I have this picture on my Blog a few times but I thought, I would tell you a few things about this amazing and very pretty picture.
 
It is known from records about Vincent that he went a little insane, as he was more famous about cutting one of his ears off then some of the paints he created in his life. The following paragraph explains that he believed he was existing in another dimension and this dimension is associated through the night sky.

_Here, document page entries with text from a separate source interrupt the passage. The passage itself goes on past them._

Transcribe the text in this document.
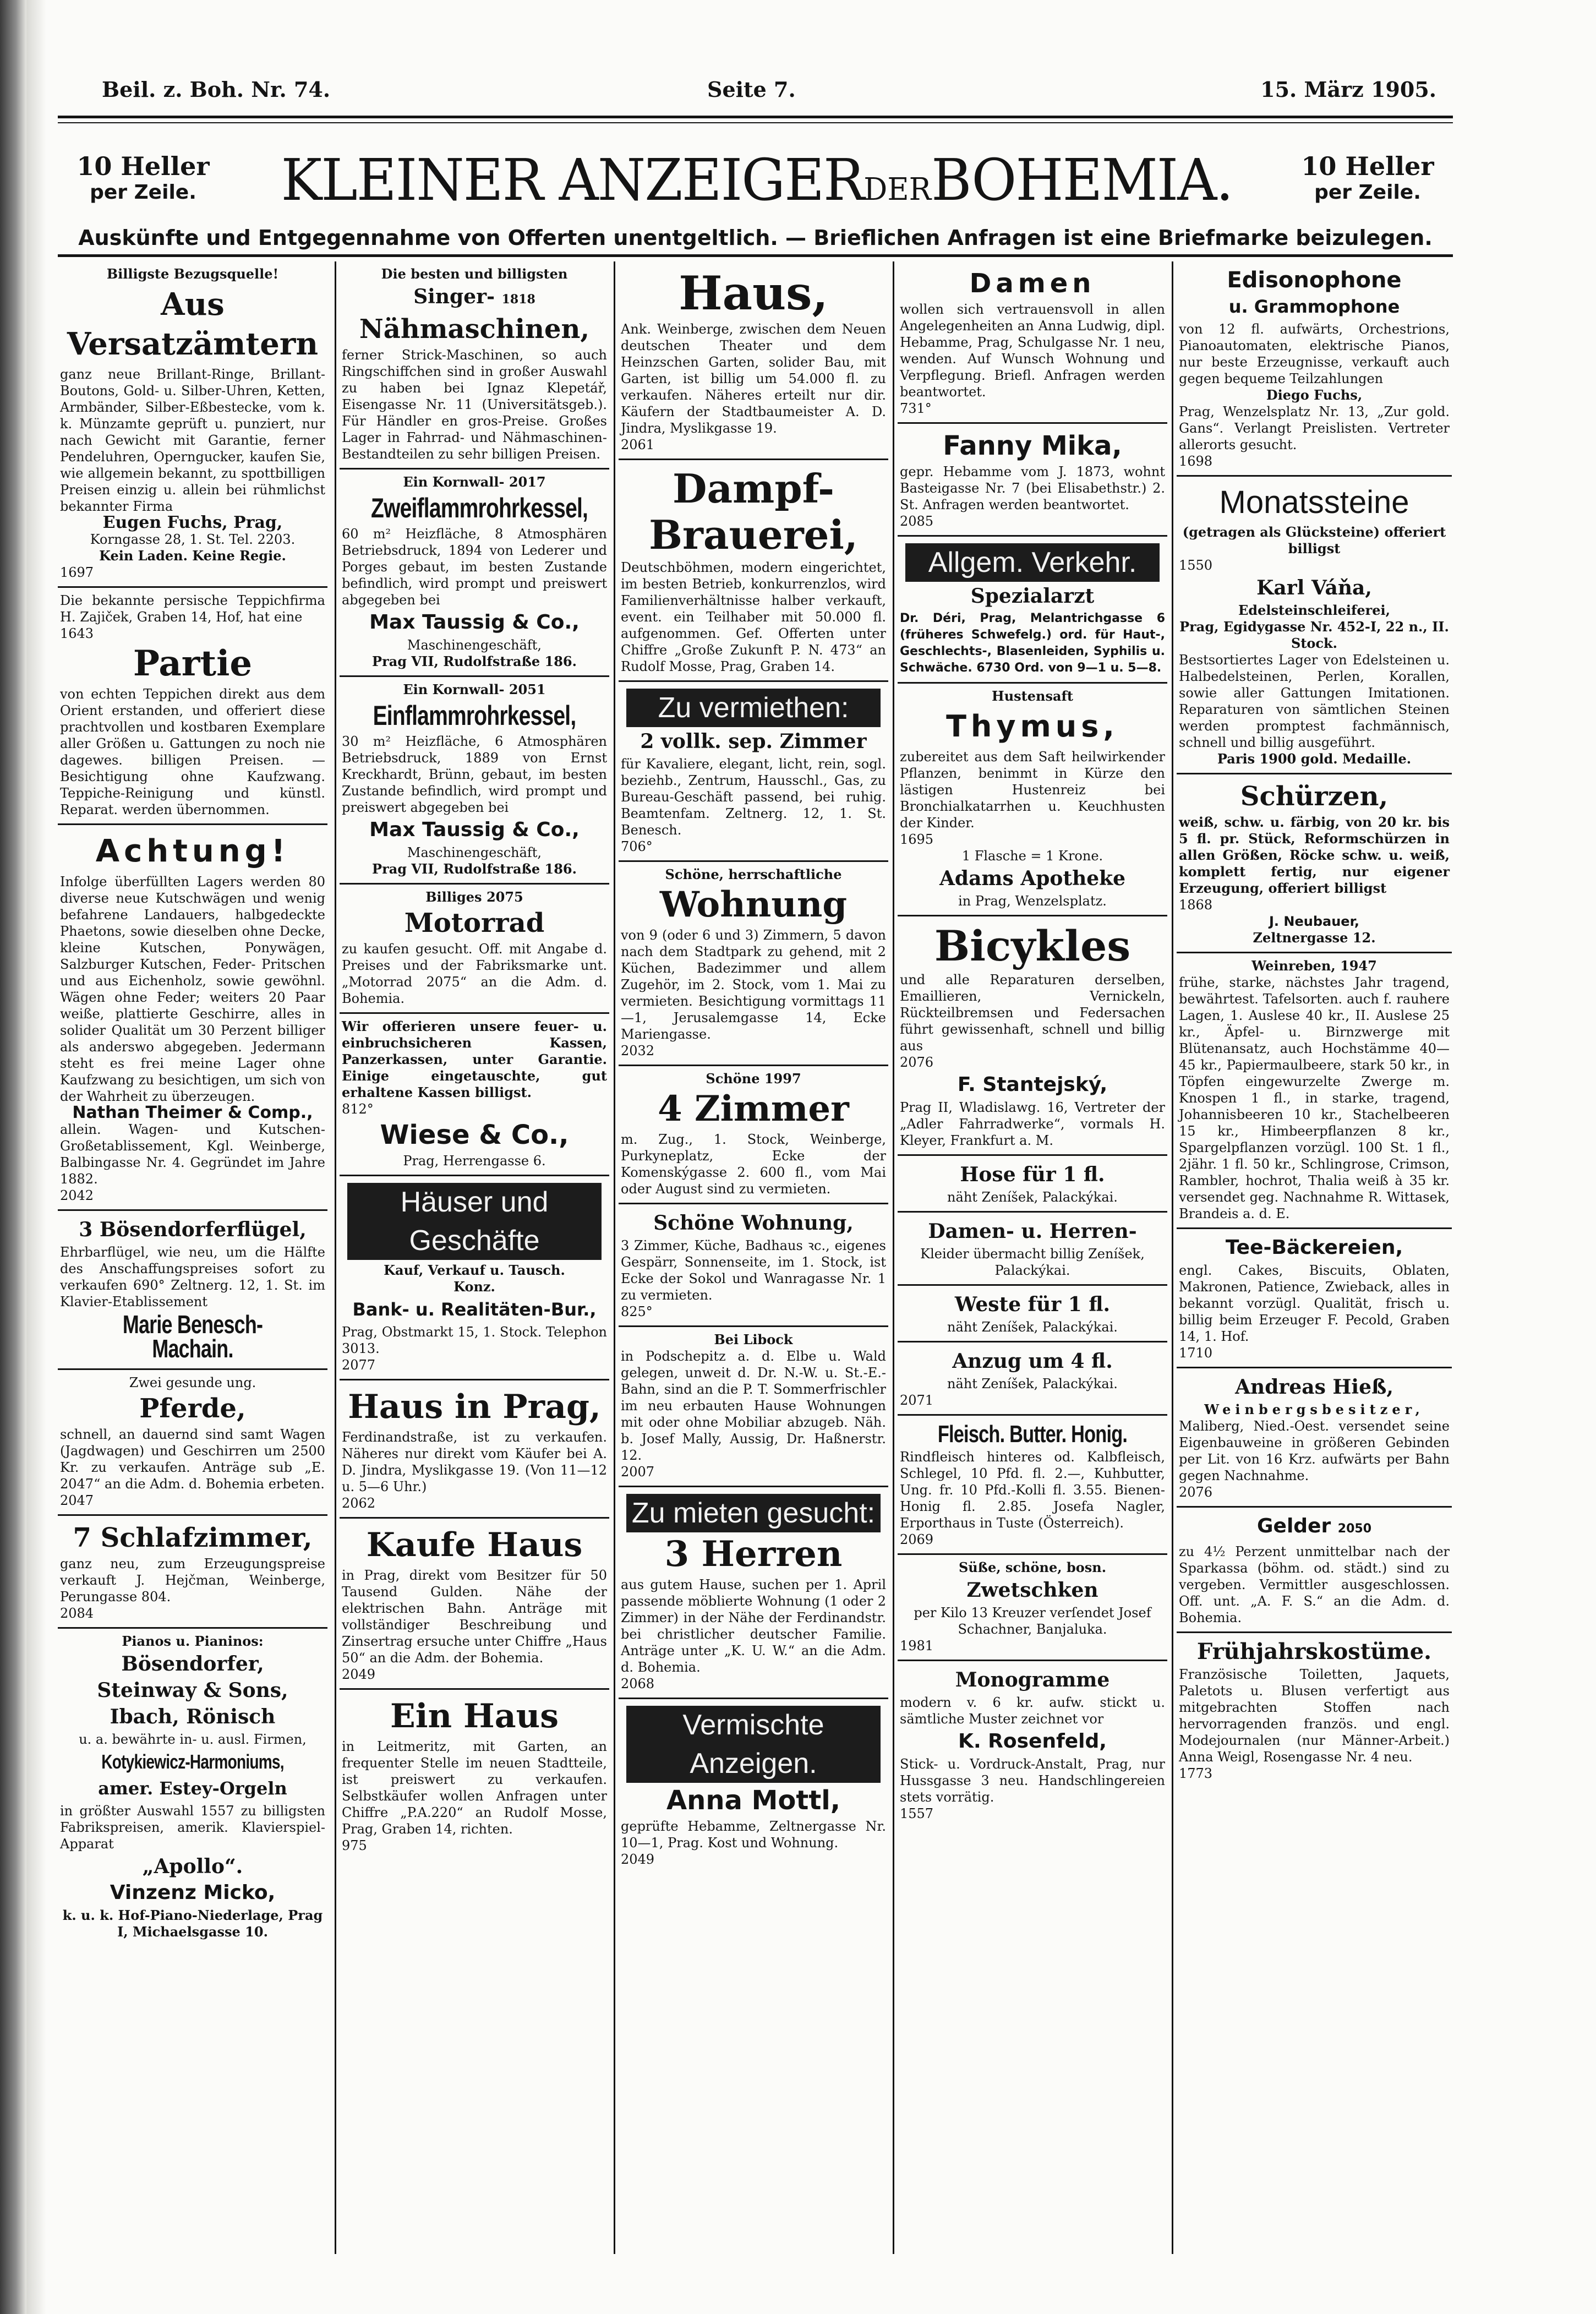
Beil. z. Boh. Nr. 74.	Seite 7.	15. März 1905.
10 Heller
per Zeile.	KLEINER ANZEIGERDERBOHEMIA.	10 Heller
per Zeile.
Auskünfte und Entgegennahme von Offerten unentgeltlich. — Brieflichen Anfragen ist eine Briefmarke beizulegen.

Billigste Bezugsquelle!

Aus Versatzämtern

ganz neue Brillant-Ringe, Brillant-Boutons, Gold- u. Silber-Uhren, Ketten, Armbänder, Silber-Eßbestecke, vom k. k. Münzamte geprüft u. punziert, nur nach Gewicht mit Garantie, ferner Pendeluhren, Operngucker, kaufen Sie, wie allgemein bekannt, zu spottbilligen Preisen einzig u. allein bei rühmlichst bekannter Firma

Eugen Fuchs, Prag,

Korngasse 28, 1. St. Tel. 2203.

Kein Laden. Keine Regie.

1697

Die bekannte persische Teppichfirma H. Zajiček, Graben 14, Hof, hat eine

1643

Partie

von echten Teppichen direkt aus dem Orient erstanden, und offeriert diese prachtvollen und kostbaren Exemplare aller Größen u. Gattungen zu noch nie dagewes. billigen Preisen. — Besichtigung ohne Kaufzwang. Teppiche-Reinigung und künstl. Reparat. werden übernommen.

Achtung!

Infolge überfüllten Lagers werden 80 diverse neue Kutschwägen und wenig befahrene Landauers, halbgedeckte Phaetons, sowie dieselben ohne Decke, kleine Kutschen, Ponywägen, Salzburger Kutschen, Feder- Pritschen und aus Eichenholz, sowie gewöhnl. Wägen ohne Feder; weiters 20 Paar weiße, plattierte Geschirre, alles in solider Qualität um 30 Perzent billiger als anderswo abgegeben. Jedermann steht es frei meine Lager ohne Kaufzwang zu besichtigen, um sich von der Wahrheit zu überzeugen.

Nathan Theimer & Comp.,

allein. Wagen- und Kutschen-Großetablissement, Kgl. Weinberge, Balbingasse Nr. 4. Gegründet im Jahre 1882.

2042

3 Bösendorferflügel,

Ehrbarflügel, wie neu, um die Hälfte des Anschaffungspreises sofort zu verkaufen 690° Zeltnerg. 12, 1. St. im Klavier-Etablissement

Marie Benesch-Machain.

Zwei gesunde ung.

Pferde,

schnell, an dauernd sind samt Wagen (Jagdwagen) und Geschirren um 2500 Kr. zu verkaufen. Anträge sub „E. 2047“ an die Adm. d. Bohemia erbeten.

2047

7 Schlafzimmer,

ganz neu, zum Erzeugungspreise verkauft J. Hejčman, Weinberge, Perungasse 804.

2084

Pianos u. Pianinos:

Bösendorfer,
Steinway & Sons,
Ibach, Rönisch

u. a. bewährte in- u. ausl. Firmen,

Kotykiewicz-Harmoniums,
amer. Estey-Orgeln

in größter Auswahl 1557 zu billigsten Fabrikspreisen, amerik. Klavierspiel-Apparat

„Apollo“.
Vinzenz Micko,

k. u. k. Hof-Piano-Niederlage, Prag I, Michaelsgasse 10.

Die besten und billigsten

Singer- 1818
Nähmaschinen,

ferner Strick-Maschinen, so auch Ringschiffchen sind in großer Auswahl zu haben bei Ignaz Klepetář, Eisengasse Nr. 11 (Universitätsgeb.). Für Händler en gros-Preise. Großes Lager in Fahrrad- und Nähmaschinen-Bestandteilen zu sehr billigen Preisen.

Ein Kornwall- 2017

Zweiflammrohrkessel,

60 m² Heizfläche, 8 Atmosphären Betriebsdruck, 1894 von Lederer und Porges gebaut, im besten Zustande befindlich, wird prompt und preiswert abgegeben bei

Max Taussig & Co.,

Maschinengeschäft,

Prag VII, Rudolfstraße 186.

Ein Kornwall- 2051

Einflammrohrkessel,

30 m² Heizfläche, 6 Atmosphären Betriebsdruck, 1889 von Ernst Kreckhardt, Brünn, gebaut, im besten Zustande befindlich, wird prompt und preiswert abgegeben bei

Max Taussig & Co.,

Maschinengeschäft,

Prag VII, Rudolfstraße 186.

Billiges 2075

Motorrad

zu kaufen gesucht. Off. mit Angabe d. Preises und der Fabriksmarke unt. „Motorrad 2075“ an die Adm. d. Bohemia.

Wir offerieren unsere feuer- u. einbruchsicheren Kassen, Panzerkassen, unter Garantie. Einige eingetauschte, gut erhaltene Kassen billigst.

812°

Wiese & Co.,

Prag, Herrengasse 6.

Häuser und Geschäfte

Kauf, Verkauf u. Tausch.

Konz.

Bank- u. Realitäten-Bur.,

Prag, Obstmarkt 15, 1. Stock. Telephon 3013.

2077

Haus in Prag,

Ferdinandstraße, ist zu verkaufen. Näheres nur direkt vom Käufer bei A. D. Jindra, Myslikgasse 19. (Von 11—12 u. 5—6 Uhr.)

2062

Kaufe Haus

in Prag, direkt vom Besitzer für 50 Tausend Gulden. Nähe der elektrischen Bahn. Anträge mit vollständiger Beschreibung und Zinsertrag ersuche unter Chiffre „Haus 50“ an die Adm. der Bohemia.

2049

Ein Haus

in Leitmeritz, mit Garten, an frequenter Stelle im neuen Stadtteile, ist preiswert zu verkaufen. Selbstkäufer wollen Anfragen unter Chiffre „P.A.220“ an Rudolf Mosse, Prag, Graben 14, richten.

975

Haus,

Ank. Weinberge, zwischen dem Neuen deutschen Theater und dem Heinzschen Garten, solider Bau, mit Garten, ist billig um 54.000 fl. zu verkaufen. Näheres erteilt nur dir. Käufern der Stadtbaumeister A. D. Jindra, Myslikgasse 19.

2061

Dampf-
Brauerei,

Deutschböhmen, modern eingerichtet, im besten Betrieb, konkurrenzlos, wird Familienverhältnisse halber verkauft, event. ein Teilhaber mit 50.000 fl. aufgenommen. Gef. Offerten unter Chiffre „Große Zukunft P. N. 473“ an Rudolf Mosse, Prag, Graben 14.

Zu vermiethen:
2 vollk. sep. Zimmer

für Kavaliere, elegant, licht, rein, sogl. beziehb., Zentrum, Hausschl., Gas, zu Bureau-Geschäft passend, bei ruhig. Beamtenfam. Zeltnerg. 12, 1. St. Benesch.

706°

Schöne, herrschaftliche

Wohnung

von 9 (oder 6 und 3) Zimmern, 5 davon nach dem Stadtpark zu gehend, mit 2 Küchen, Badezimmer und allem Zugehör, im 2. Stock, vom 1. Mai zu vermieten. Besichtigung vormittags 11—1, Jerusalemgasse 14, Ecke Mariengasse.

2032

Schöne 1997

4 Zimmer

m. Zug., 1. Stock, Weinberge, Purkyneplatz, Ecke der Komenskýgasse 2. 600 fl., vom Mai oder August sind zu vermieten.

Schöne Wohnung,

3 Zimmer, Küche, Badhaus ꝛc., eigenes Gespärr, Sonnenseite, im 1. Stock, ist Ecke der Sokol und Wanragasse Nr. 1 zu vermieten.

825°

Bei Libock

in Podschepitz a. d. Elbe u. Wald gelegen, unweit d. Dr. N.-W. u. St.-E.-Bahn, sind an die P. T. Sommerfrischler im neu erbauten Hause Wohnungen mit oder ohne Mobiliar abzugeb. Näh. b. Josef Mally, Aussig, Dr. Haßnerstr. 12.

2007

Zu mieten gesucht:
3 Herren

aus gutem Hause, suchen per 1. April passende möblierte Wohnung (1 oder 2 Zimmer) in der Nähe der Ferdinandstr. bei christlicher deutscher Familie. Anträge unter „K. U. W.“ an die Adm. d. Bohemia.

2068

Vermischte Anzeigen.
Anna Mottl,

geprüfte Hebamme, Zeltnergasse Nr. 10—1, Prag. Kost und Wohnung.

2049

Damen

wollen sich vertrauensvoll in allen Angelegenheiten an Anna Ludwig, dipl. Hebamme, Prag, Schulgasse Nr. 1 neu, wenden. Auf Wunsch Wohnung und Verpflegung. Briefl. Anfragen werden beantwortet.

731°

Fanny Mika,

gepr. Hebamme vom J. 1873, wohnt Basteigasse Nr. 7 (bei Elisabethstr.) 2. St. Anfragen werden beantwortet.

2085

Allgem. Verkehr.
Spezialarzt

Dr. Déri, Prag, Melantrichgasse 6 (früheres Schwefelg.) ord. für Haut-, Geschlechts-, Blasenleiden, Syphilis u. Schwäche. 6730 Ord. von 9—1 u. 5—8.

Hustensaft

Thymus,

zubereitet aus dem Saft heilwirkender Pflanzen, benimmt in Kürze den lästigen Hustenreiz bei Bronchialkatarrhen u. Keuchhusten der Kinder.

1695

1 Flasche = 1 Krone.

Adams Apotheke

in Prag, Wenzelsplatz.

Bicykles

und alle Reparaturen derselben, Emaillieren, Vernickeln, Rückteilbremsen und Federsachen führt gewissenhaft, schnell und billig aus

2076

F. Stantejský,

Prag II, Wladislawg. 16, Vertreter der „Adler Fahrradwerke“, vormals H. Kleyer, Frankfurt a. M.

Hose für 1 fl.

näht Zeníšek, Palackýkai.

Damen- u. Herren-

Kleider übermacht billig Zeníšek, Palackýkai.

Weste für 1 fl.

näht Zeníšek, Palackýkai.

Anzug um 4 fl.

näht Zeníšek, Palackýkai.

2071

Fleisch. Butter. Honig.

Rindfleisch hinteres od. Kalbfleisch, Schlegel, 10 Pfd. fl. 2.—, Kuhbutter, Ung. fr. 10 Pfd.-Kolli fl. 3.55. Bienen-Honig fl. 2.85. Josefa Nagler, Erporthaus in Tuste (Österreich).

2069

Süße, schöne, bosn.

Zwetschken

per Kilo 13 Kreuzer verſendet Josef Schachner, Banjaluka.

1981

Monogramme

modern v. 6 kr. aufw. stickt u. sämtliche Muster zeichnet vor

K. Rosenfeld,

Stick- u. Vordruck-Anstalt, Prag, nur Hussgasse 3 neu. Handschlingereien stets vorrätig.

1557

Edisonophone
u. Grammophone

von 12 fl. aufwärts, Orchestrions, Pianoautomaten, elektrische Pianos, nur beste Erzeugnisse, verkauft auch gegen bequeme Teilzahlungen

Diego Fuchs,

Prag, Wenzelsplatz Nr. 13, „Zur gold. Gans“. Verlangt Preislisten. Vertreter allerorts gesucht.

1698

Monatssteine

(getragen als Glücksteine) offeriert billigst

1550

Karl Váňa,

Edelsteinschleiferei,

Prag, Egidygasse Nr. 452-I, 22 n., II. Stock.

Bestsortiertes Lager von Edelsteinen u. Halbedelsteinen, Perlen, Korallen, sowie aller Gattungen Imitationen. Reparaturen von sämtlichen Steinen werden promptest fachmännisch, schnell und billig ausgeführt.

Paris 1900 gold. Medaille.

Schürzen,

weiß, schw. u. färbig, von 20 kr. bis 5 fl. pr. Stück, Reformschürzen in allen Größen, Röcke schw. u. weiß, komplett fertig, nur eigener Erzeugung, offeriert billigst

1868

J. Neubauer,

Zeltnergasse 12.

Weinreben, 1947

frühe, starke, nächstes Jahr tragend, bewährtest. Tafelsorten. auch f. rauhere Lagen, 1. Auslese 40 kr., II. Auslese 25 kr., Äpfel- u. Birnzwerge mit Blütenansatz, auch Hochstämme 40—45 kr., Papiermaulbeere, stark 50 kr., in Töpfen eingewurzelte Zwerge m. Knospen 1 fl., in starke, tragend, Johannisbeeren 10 kr., Stachelbeeren 15 kr., Himbeerpflanzen 8 kr., Spargelpflanzen vorzügl. 100 St. 1 fl., 2jähr. 1 fl. 50 kr., Schlingrose, Crimson, Rambler, hochrot, Thalia weiß à 35 kr. versendet geg. Nachnahme R. Wittasek, Brandeis a. d. E.

Tee-Bäckereien,

engl. Cakes, Biscuits, Oblaten, Makronen, Patience, Zwieback, alles in bekannt vorzügl. Qualität, frisch u. billig beim Erzeuger F. Pecold, Graben 14, 1. Hof.

1710

Andreas Hieß,

Weinbergsbesitzer,

Maliberg, Nied.-Oest. versendet seine Eigenbauweine in größeren Gebinden per Lit. von 16 Krz. aufwärts per Bahn gegen Nachnahme.

2076

Gelder 2050

zu 4½ Perzent unmittelbar nach der Sparkassa (böhm. od. städt.) sind zu vergeben. Vermittler ausgeschlossen. Off. unt. „A. F. S.“ an die Adm. d. Bohemia.

Frühjahrskostüme.

Französische Toiletten, Jaquets, Paletots u. Blusen verfertigt aus mitgebrachten Stoffen nach hervorragenden französ. und engl. Modejournalen (nur Männer-Arbeit.) Anna Weigl, Rosengasse Nr. 4 neu.

1773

 He wrote about existing in another dimension after death and associated this dimension with the night sky. "It would be so simple and would account so much for the terrible things in life, which now amaze and wound us so, if life had yet another hemisphere, invisible it is true, but where one lands when one dies." "Hope is in the stars," he wrote, but he was quick to point out that "earth is a planet too, and consequently a star, or celestial orb." And he stated flatly that The Starry Night was "not a return to the romantic or to religious ideas."
 
Information About the Starry Night
The Starry Night is an oil on canvas by the Dutch post-impressionist painter Vincent van Gogh. Painted in June, 1889, it depicts the view  from the east-facing window of his asylum room at Saint-Rémy-de-Provence, just before sunrise. It has been in the permanent collection of the Museum of Modern Art in New York City since 1941, acquired through the Lillie P. Bliss Bequest. It is Van Gogh's best-known painting and one of the most recognized monuments in the history of Western culture.
 
Although The Starry Night was painted during the day in Van Gogh's ground-floor studio, it would be inaccurate to state that the picture was painted from memory. The view has been identified as the one from his bedroom window, facing east, a view which Van Gogh painted variations of no fewer than twenty-one times, including The Starry Night. "Through the iron-barred window," he wrote to his brother, Theo, around 23 May 1889, "I can see an nclosed square of wheat . . . above which, in the morning, I watch the sun rise in all its glory."
 
Van Gogh depicted the view at different times of day and under various weather conditions, including sunrise, moonrise, sunshine-filled days, overcast days, windy days, and one day with rain. The hospital staff did not allow Van Gogh to paint in his bedroom, but he was able to make sketches in ink or charcoal on paper, and eventually he would base newer variations on previous versions. The pictorial element uniting all of these paintings is the diagonal line coming in from the right depicting the low rolling hills of the Alpilles mountains. In fifteen of the twenty-one versions, cypress trees are visible beyond the far wall enclosing the wheat field. Van Gogh telescoped the view in six of these paintings, most notably in Wheat Field with Cypresses and The Starry Night, bringing the trees closer to the picture plane.
 
One of the first paintings of the view was Mountainous Landscape Behind Saint-Rémy, now in Copenhagen, which Van Gogh identified in a letter to his sister Wil from 16 June 1889 as hanging in his studio to dry. Two days later, he wrote to his brother that he had painted "a starry sky." The Starry Night is the only nocturne painting in the series of views from his bedroom window. In early June Vincent wrote to Theo, "This morning I saw the countryside from my window a long time before sunrise with nothing but the morning star, which looked very big." Two scholars working independently of each other have determined that Venus was indeed visible in Provence in the spring of 1889. So the brightest "star" in the painting, just to the viewer's right of the cypress tree, is actually Venus.
 
The moon is stylized, as astronomical records indicate that the moon was waning gibbous at the time Van Gogh painted the picture. Even if the phase of the moon had been a waning crescent at the time, Van Gogh's moon is not astronomically correct. The one pictorial element that was definitely not visible from Van Gogh's cell is the village, which is based on a sketch made from a hillside above the village of Saint-Rémy.